To group by a column and filter rows with the maximum value in PySpark, you can use a combination of the `groupBy` and `agg` methods, followed by joining the original DataFrame to filter the rows with the maximum values. Here’s a detailed step-by-step explanation with code snippets:
Step-by-Step Guide
1. Sample DataFrame Creation
First, let’s create a sample DataFrame to work with.

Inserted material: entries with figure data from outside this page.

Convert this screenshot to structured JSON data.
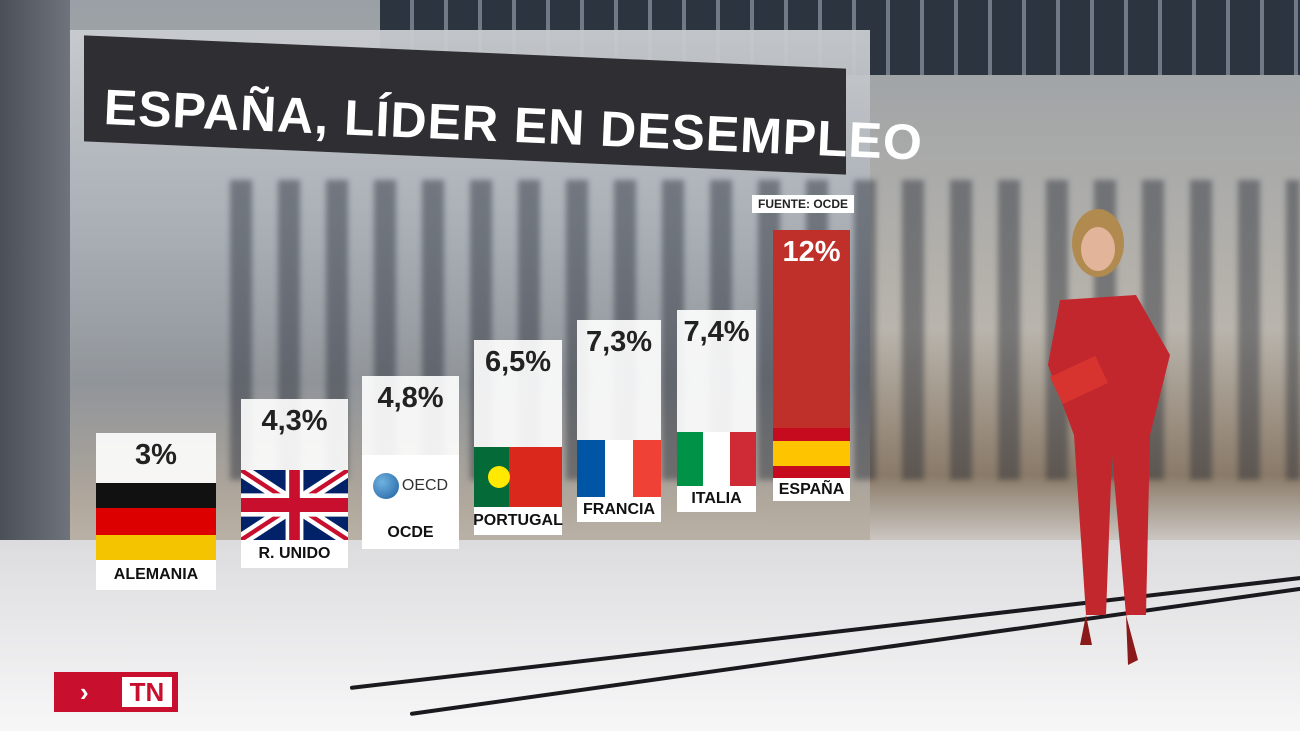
{
  "title": "ESPAÑA, LÍDER EN DESEMPLEO",
  "source": "FUENTE: OCDE",
  "logo": {
    "text": "TN",
    "chevron": "›"
  },
  "chart_data": {
    "type": "bar",
    "title": "ESPAÑA, LÍDER EN DESEMPLEO",
    "categories": [
      "ALEMANIA",
      "R. UNIDO",
      "OCDE",
      "PORTUGAL",
      "FRANCIA",
      "ITALIA",
      "ESPAÑA"
    ],
    "values": [
      3,
      4.3,
      4.8,
      6.5,
      7.3,
      7.4,
      12
    ],
    "labels": [
      "3%",
      "4,3%",
      "4,8%",
      "6,5%",
      "7,3%",
      "7,4%",
      "12%"
    ],
    "unit": "%",
    "highlight_color": "#c0302a",
    "oecd_logo_text": "OECD"
  }
}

from pyspark.sql import SparkSession
from pyspark.sql.functions import col, max
# Initialize SparkSession
spark = SparkSession.builder.appName("example").getOrCreate()
# Sample DataFrame
data = [
("Alice", "Math", 85),
("Alice", "Science", 92),
("Bob", "Math", 82),
("Bob", "Science", 90),
("Charlie", "Math", 88),
("Charlie", "Science", 85)
]
columns = ["Name", "Subject", "Score"]
df = spark.createDataFrame(data, columns)
df.show()
Output:
+-------+-------+-----+
| Name|Subject|Score|
+-------+-------+-----+
| Alice| Math| 85|
| Alice|Science| 92|
| Bob| Math| 82|
| Bob|Science| 90|
|Charlie| Math| 88|
|Charlie|Science| 85|
+-------+-------+-----+
2. Apply Group By and Aggregation
Next, we group the DataFrame by the “Name” column and find the maximum score for each person.

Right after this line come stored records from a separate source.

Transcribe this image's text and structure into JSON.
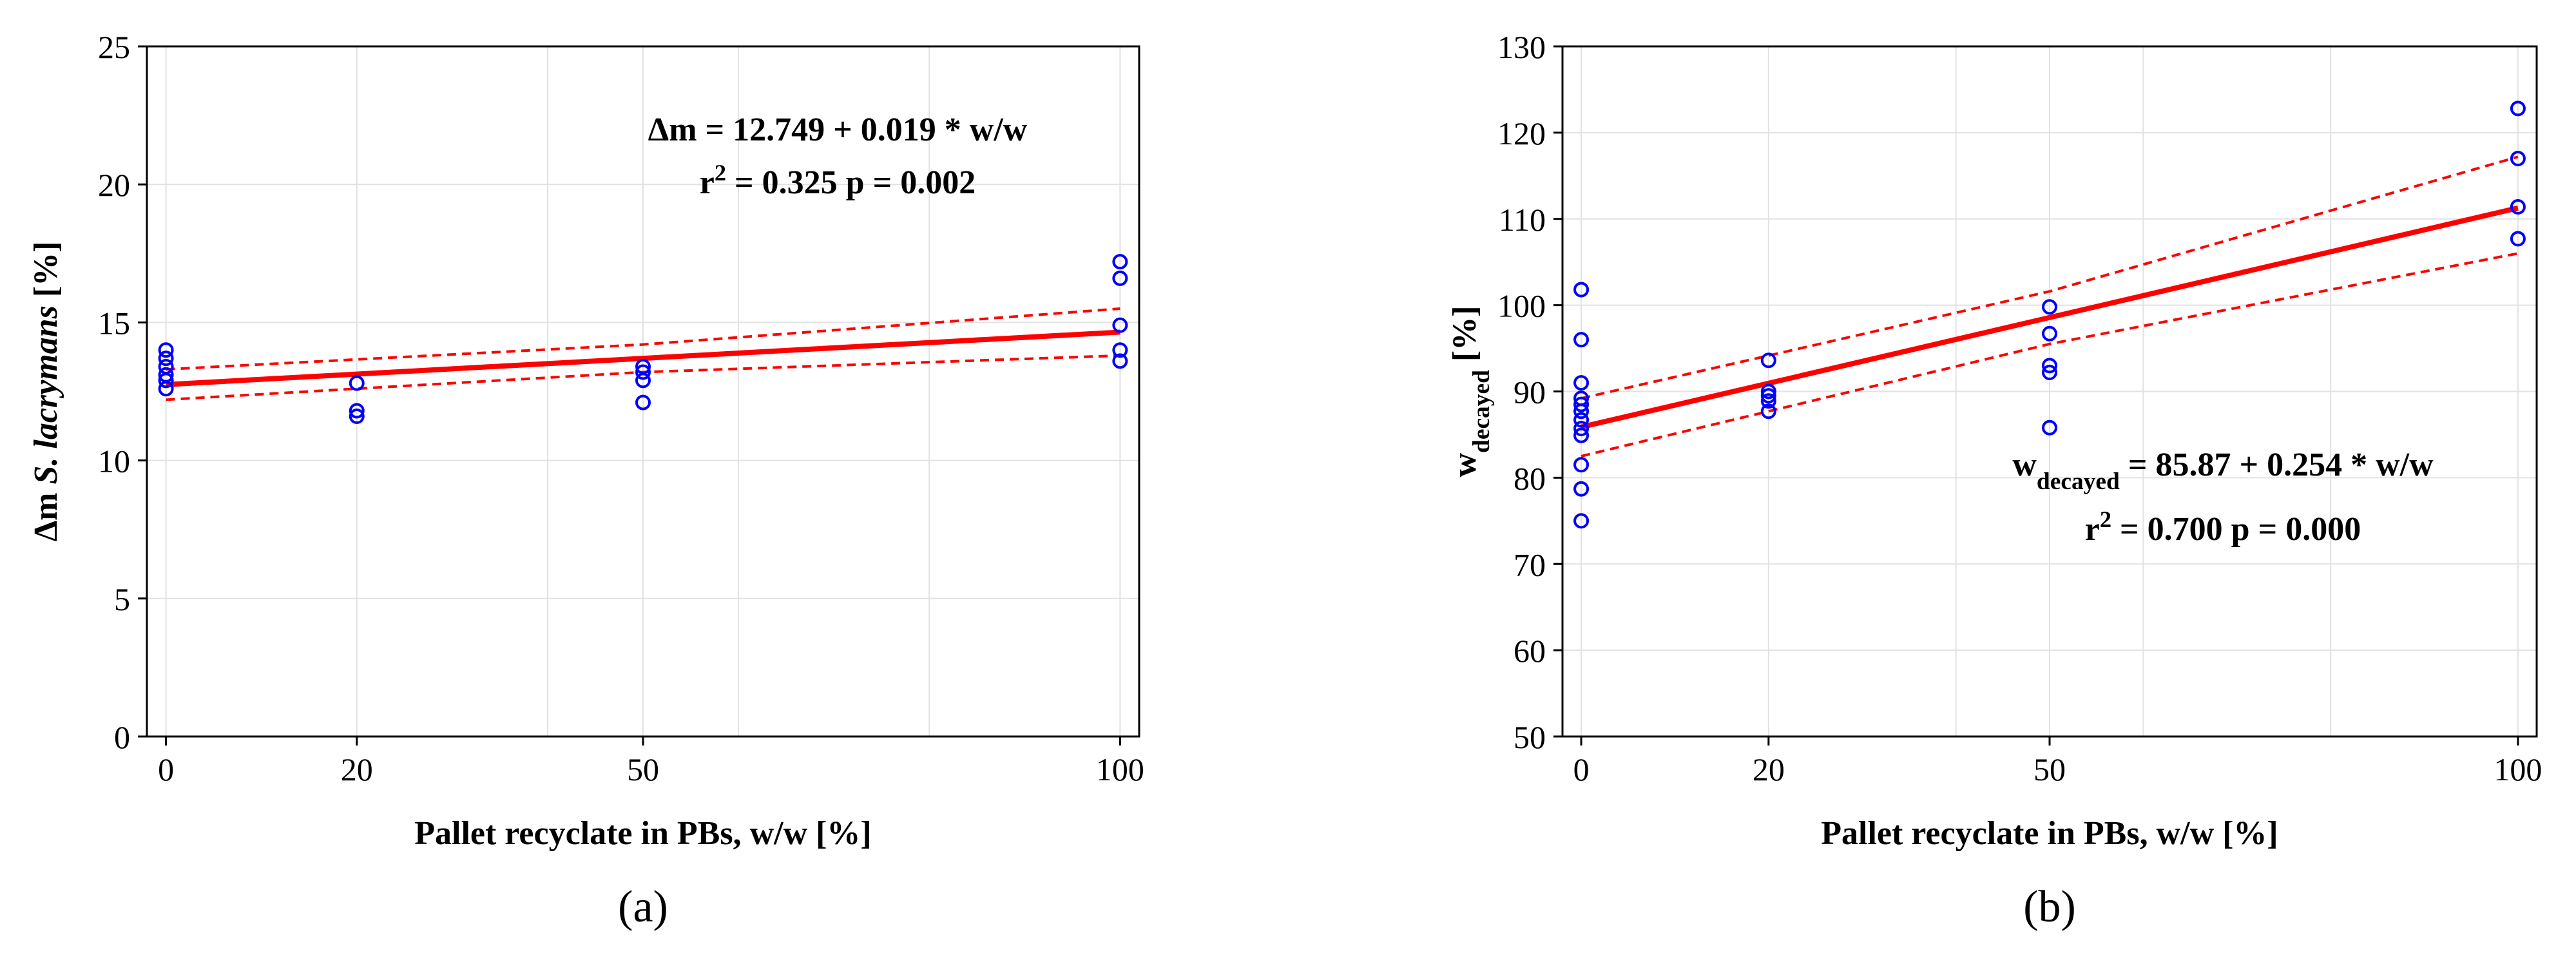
{
  "chart_data": [
    {
      "type": "scatter",
      "panel_label": "(a)",
      "xlabel": "Pallet recyclate in PBs, w/w  [%]",
      "ylabel_parts": [
        "Δm ",
        "S. lacrymans",
        " [%]"
      ],
      "xticks": [
        0,
        20,
        50,
        100
      ],
      "yticks": [
        0,
        5,
        10,
        15,
        20,
        25
      ],
      "xlim": [
        -2,
        102
      ],
      "ylim": [
        0,
        25
      ],
      "minor_x_grid": [
        40,
        60,
        80
      ],
      "grid": true,
      "series": [
        {
          "name": "observations",
          "color": "#0000ff",
          "points": [
            [
              0,
              14.0
            ],
            [
              0,
              13.7
            ],
            [
              0,
              13.4
            ],
            [
              0,
              13.1
            ],
            [
              0,
              12.9
            ],
            [
              0,
              12.6
            ],
            [
              20,
              12.8
            ],
            [
              20,
              11.8
            ],
            [
              20,
              11.6
            ],
            [
              50,
              13.4
            ],
            [
              50,
              13.2
            ],
            [
              50,
              12.9
            ],
            [
              50,
              12.1
            ],
            [
              100,
              17.2
            ],
            [
              100,
              16.6
            ],
            [
              100,
              14.9
            ],
            [
              100,
              14.0
            ],
            [
              100,
              13.6
            ]
          ]
        }
      ],
      "fit": {
        "intercept": 12.749,
        "slope": 0.019,
        "color": "#ff0000"
      },
      "confidence_band": {
        "lower": [
          [
            0,
            12.2
          ],
          [
            50,
            13.2
          ],
          [
            100,
            13.8
          ]
        ],
        "upper": [
          [
            0,
            13.3
          ],
          [
            50,
            14.2
          ],
          [
            100,
            15.5
          ]
        ]
      },
      "annotation_equation_parts": [
        {
          "t": "Δm = 12.749 + 0.019 * w/w"
        }
      ],
      "annotation_stats_parts": [
        {
          "t": "r"
        },
        {
          "t": "2",
          "sup": true
        },
        {
          "t": " = 0.325    p = 0.002"
        }
      ]
    },
    {
      "type": "scatter",
      "panel_label": "(b)",
      "xlabel": "Pallet recyclate in PBs, w/w  [%]",
      "ylabel_parts": [
        "w",
        "decayed",
        " [%]"
      ],
      "xticks": [
        0,
        20,
        50,
        100
      ],
      "yticks": [
        50,
        60,
        70,
        80,
        90,
        100,
        110,
        120,
        130
      ],
      "xlim": [
        -2,
        102
      ],
      "ylim": [
        50,
        130
      ],
      "minor_x_grid": [
        40,
        60,
        80
      ],
      "grid": true,
      "series": [
        {
          "name": "observations",
          "color": "#0000ff",
          "points": [
            [
              0,
              101.8
            ],
            [
              0,
              96.0
            ],
            [
              0,
              91.0
            ],
            [
              0,
              89.2
            ],
            [
              0,
              88.5
            ],
            [
              0,
              87.7
            ],
            [
              0,
              86.7
            ],
            [
              0,
              85.7
            ],
            [
              0,
              84.9
            ],
            [
              0,
              81.5
            ],
            [
              0,
              78.7
            ],
            [
              0,
              75.0
            ],
            [
              20,
              93.6
            ],
            [
              20,
              90.0
            ],
            [
              20,
              89.5
            ],
            [
              20,
              88.9
            ],
            [
              20,
              87.7
            ],
            [
              50,
              99.8
            ],
            [
              50,
              96.7
            ],
            [
              50,
              93.0
            ],
            [
              50,
              92.2
            ],
            [
              50,
              85.8
            ],
            [
              100,
              122.8
            ],
            [
              100,
              117.0
            ],
            [
              100,
              111.4
            ],
            [
              100,
              107.7
            ]
          ]
        }
      ],
      "fit": {
        "intercept": 85.87,
        "slope": 0.254,
        "color": "#ff0000"
      },
      "confidence_band": {
        "lower": [
          [
            0,
            82.5
          ],
          [
            50,
            95.5
          ],
          [
            100,
            106.0
          ]
        ],
        "upper": [
          [
            0,
            89.2
          ],
          [
            50,
            101.6
          ],
          [
            100,
            117.2
          ]
        ]
      },
      "annotation_equation_parts": [
        {
          "t": "w"
        },
        {
          "t": "decayed",
          "sub": true
        },
        {
          "t": " = 85.87 + 0.254 * w/w"
        }
      ],
      "annotation_stats_parts": [
        {
          "t": "r"
        },
        {
          "t": "2",
          "sup": true
        },
        {
          "t": " = 0.700    p = 0.000"
        }
      ]
    }
  ]
}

# GroupBy "Name" and find the max "Score"
max_score_df = df.groupBy("Name").agg(max("Score").alias("MaxScore"))
max_score_df.show()
Output:
+-------+--------+
| Name|MaxScore|
+-------+--------+
| Alice| 92|
| Bob| 90|
|Charlie| 88|
+-------+--------+
3. Join with Original DataFrame to Filter Rows
Finally, join the original DataFrame with the aggregated DataFrame on the “Name” column and filter rows where the score matches the maximum score.
# Join with the original DataFrame and filter rows
result_df = df.join(max_score_df, on="Name").filter(df["Score"] == max_score_df["MaxScore"])
result_df.show()
Output:
+-------+-------+-----+--------+
| Name|Subject|Score|MaxScore|
+-------+-------+-----+--------+
| Alice|Science| 92| 92|
| Bob|Science| 90| 90|
|Charlie| Math| 88| 88|
+-------+-------+-----+--------+
In this final result, we get the rows for each person where the score is the maximum score.
Summary
To summarize, the process involves:
1. Creating a sample DataFrame.
2. Using the `groupBy` and `agg` methods to find the maximum value for each group.
3. Joining the result with the original DataFrame and filtering rows where the values match the maximum values.